The first scenario makes sense to me because they are following up with the same clinic and they will be providing the global care. The second scenario I can't seem to wrap my head around. If the documentation only states that the patient was splinted, given pain medication and told to follow up with a hand surgeon, did they really provide the restorative treatment for that fracture? What if the hand surgeon did a more extensive procedure, would they be stuck with only a small portion of the reimbursement because they would have to attach the -55 modifier? I'm having a hard time understanding how an orthopedic clinic would be satisfied with coding a -55 modifier. I'm doing a bunch of research online and nothing seems to be geared towards Urgent Care, only Emergency Department physicians. It makes sense to me for my clinic to bill the splinting and not the fracture care. That way, if the orthopedist needs to do further treatment, they would get the "credit" or reimbursement they deserve for the amount of work they did.

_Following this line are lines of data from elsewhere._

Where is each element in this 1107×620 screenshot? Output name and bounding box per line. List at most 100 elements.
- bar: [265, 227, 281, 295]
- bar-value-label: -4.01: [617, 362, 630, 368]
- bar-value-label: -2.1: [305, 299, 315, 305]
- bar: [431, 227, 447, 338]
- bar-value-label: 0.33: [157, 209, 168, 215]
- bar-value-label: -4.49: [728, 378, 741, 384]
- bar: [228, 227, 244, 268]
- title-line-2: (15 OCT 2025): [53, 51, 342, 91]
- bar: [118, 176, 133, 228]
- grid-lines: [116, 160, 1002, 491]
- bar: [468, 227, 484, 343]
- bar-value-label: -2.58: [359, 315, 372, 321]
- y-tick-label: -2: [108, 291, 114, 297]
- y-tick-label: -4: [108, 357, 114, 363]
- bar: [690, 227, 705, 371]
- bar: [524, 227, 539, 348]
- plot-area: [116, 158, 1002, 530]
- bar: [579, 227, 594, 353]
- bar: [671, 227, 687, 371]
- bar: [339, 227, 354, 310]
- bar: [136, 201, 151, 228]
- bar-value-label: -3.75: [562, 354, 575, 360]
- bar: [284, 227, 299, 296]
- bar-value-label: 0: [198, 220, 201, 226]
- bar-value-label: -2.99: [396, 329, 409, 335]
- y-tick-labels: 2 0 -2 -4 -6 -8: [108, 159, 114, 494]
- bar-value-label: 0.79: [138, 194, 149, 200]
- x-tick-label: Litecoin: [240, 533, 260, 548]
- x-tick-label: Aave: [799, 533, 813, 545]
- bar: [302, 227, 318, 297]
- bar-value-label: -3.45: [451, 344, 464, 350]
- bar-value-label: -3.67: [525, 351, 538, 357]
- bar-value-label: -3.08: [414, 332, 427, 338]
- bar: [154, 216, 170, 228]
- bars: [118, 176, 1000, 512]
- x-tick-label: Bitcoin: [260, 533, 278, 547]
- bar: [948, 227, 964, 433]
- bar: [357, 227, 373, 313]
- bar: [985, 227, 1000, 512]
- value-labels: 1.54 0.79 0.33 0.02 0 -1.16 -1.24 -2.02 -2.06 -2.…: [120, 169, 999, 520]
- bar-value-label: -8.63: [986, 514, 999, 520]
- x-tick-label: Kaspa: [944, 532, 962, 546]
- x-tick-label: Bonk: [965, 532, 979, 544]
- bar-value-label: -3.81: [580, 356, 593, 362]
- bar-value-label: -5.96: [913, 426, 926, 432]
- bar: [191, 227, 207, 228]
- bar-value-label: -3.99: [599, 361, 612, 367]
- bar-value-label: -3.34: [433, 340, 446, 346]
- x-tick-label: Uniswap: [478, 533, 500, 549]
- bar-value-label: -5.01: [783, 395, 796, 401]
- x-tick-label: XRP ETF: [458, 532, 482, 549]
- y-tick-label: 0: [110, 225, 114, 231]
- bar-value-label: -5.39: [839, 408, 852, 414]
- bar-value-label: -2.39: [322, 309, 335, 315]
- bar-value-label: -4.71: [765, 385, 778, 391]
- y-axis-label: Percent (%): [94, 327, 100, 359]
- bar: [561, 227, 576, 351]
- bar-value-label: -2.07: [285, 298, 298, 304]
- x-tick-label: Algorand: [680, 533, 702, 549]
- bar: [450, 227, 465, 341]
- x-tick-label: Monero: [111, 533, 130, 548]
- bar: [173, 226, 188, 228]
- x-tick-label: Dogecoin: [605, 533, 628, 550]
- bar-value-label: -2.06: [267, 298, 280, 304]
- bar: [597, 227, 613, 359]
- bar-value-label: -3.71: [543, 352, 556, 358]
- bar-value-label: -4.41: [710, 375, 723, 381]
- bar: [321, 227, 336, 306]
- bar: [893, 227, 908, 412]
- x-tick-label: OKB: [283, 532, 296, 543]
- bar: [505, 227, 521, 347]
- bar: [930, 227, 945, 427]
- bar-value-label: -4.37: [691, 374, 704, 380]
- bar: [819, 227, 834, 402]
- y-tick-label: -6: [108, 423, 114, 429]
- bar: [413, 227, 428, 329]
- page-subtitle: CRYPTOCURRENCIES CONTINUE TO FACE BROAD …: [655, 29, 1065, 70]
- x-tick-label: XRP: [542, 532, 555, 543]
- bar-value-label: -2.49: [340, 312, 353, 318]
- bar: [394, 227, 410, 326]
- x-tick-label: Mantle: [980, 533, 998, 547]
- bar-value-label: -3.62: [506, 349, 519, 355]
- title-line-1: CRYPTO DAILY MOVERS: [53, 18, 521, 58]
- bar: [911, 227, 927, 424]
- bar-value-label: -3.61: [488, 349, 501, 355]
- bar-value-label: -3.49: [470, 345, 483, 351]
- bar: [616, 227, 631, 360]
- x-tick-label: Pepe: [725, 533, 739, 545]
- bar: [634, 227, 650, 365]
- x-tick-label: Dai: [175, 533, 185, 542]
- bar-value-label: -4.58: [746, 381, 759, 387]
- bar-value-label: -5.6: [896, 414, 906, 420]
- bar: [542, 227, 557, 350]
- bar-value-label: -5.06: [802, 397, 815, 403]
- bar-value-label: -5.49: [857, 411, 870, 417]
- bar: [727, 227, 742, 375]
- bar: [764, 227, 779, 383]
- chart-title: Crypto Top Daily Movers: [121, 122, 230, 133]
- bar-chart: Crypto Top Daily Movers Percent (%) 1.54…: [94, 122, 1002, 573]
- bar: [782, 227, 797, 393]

I'm really sorry if I'm confusing in any way. I'm just trying to find a resource that I can turn to for much needed help. Thank you in advance for any assistance you can provide!
 
There are two ways to bill for fracture treatment, fracture global, or fracture alternative. If you are not performing definitive fracture management by simply applying a splint until a specialist can better treat the fracture then you bill a visit level with a splinting code, this is fracture alternative and it can be billed this way when it is a non displaced fracture or a fracture beyond your providers ability to manage. In this way there is no global and the specialist can then apply fracture care when they perform definitive fracture care.